Following our trip , I decided to give engraving at home a whirl. Instead of buying a press and all the accoutrements associated, I thought I would give it a quick test to see if I still enjoyed it as much as I did in Amsterdam. A few years ago we used a pasta machine as a press for our Christmas cards. We only used it for embossing a design but it seemed to work OK. So I took a quick charcoal drawing and set about engraving it on acetate. The sheet seemed too thin (.01 inch) but it was all that was available easily. It does hold the engraving, but lacks stiffness so inking is hard.
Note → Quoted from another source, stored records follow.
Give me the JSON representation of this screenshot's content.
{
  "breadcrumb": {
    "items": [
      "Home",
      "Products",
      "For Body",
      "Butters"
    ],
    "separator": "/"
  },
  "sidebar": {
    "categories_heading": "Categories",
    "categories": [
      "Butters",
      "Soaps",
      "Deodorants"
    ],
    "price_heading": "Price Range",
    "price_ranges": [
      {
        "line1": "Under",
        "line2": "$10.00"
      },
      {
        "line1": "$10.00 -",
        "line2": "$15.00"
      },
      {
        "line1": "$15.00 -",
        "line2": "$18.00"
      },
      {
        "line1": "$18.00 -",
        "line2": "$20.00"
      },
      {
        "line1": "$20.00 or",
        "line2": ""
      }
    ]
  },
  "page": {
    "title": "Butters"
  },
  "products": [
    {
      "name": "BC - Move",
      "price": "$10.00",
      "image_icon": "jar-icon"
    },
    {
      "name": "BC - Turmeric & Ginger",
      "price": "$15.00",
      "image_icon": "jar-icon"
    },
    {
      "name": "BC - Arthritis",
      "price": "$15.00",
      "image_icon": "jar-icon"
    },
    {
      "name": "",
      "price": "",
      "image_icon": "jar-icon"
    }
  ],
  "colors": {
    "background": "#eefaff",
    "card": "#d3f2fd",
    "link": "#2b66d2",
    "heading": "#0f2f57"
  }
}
The print is approximately 4 1/2 X 6 inches.
Lessons learned on this attempt:
1. You need to have a good drawing to start and lots of practice handling the drypoint needle.
2. Pressure of the press is critical for a good image, and although the pasta machine can provide it, handling the plate pare and blankets on a vertical plane is clumsy and error prone.
3. Minimum thickness for acetate is probably .04″ or 440 microns . It may be possible to mount the plate on a rigid substrate but it would be easier to have it rigid from the get-go.
4. Inking is tricky, it helps to have the right instruments, cheescloth, inkers, etc. Due to the temporary nature of this experiment I used 2 layers of t-shirt fabric for blankets instead of good felt blankets, not recommended!
6. The paper I used is probably too hard and hard some laid texture.
5. Be gentle with the acetate, 5-6 impressions are probably about tops to keep the best quality of line. Take your time and get the inking correct.
As a critique, I like the pose of the model but in the drawing there is a problem around her mouth and the hatching is inconsistent. It will take a lot of practice, but it was fun. Anyone selling a used press?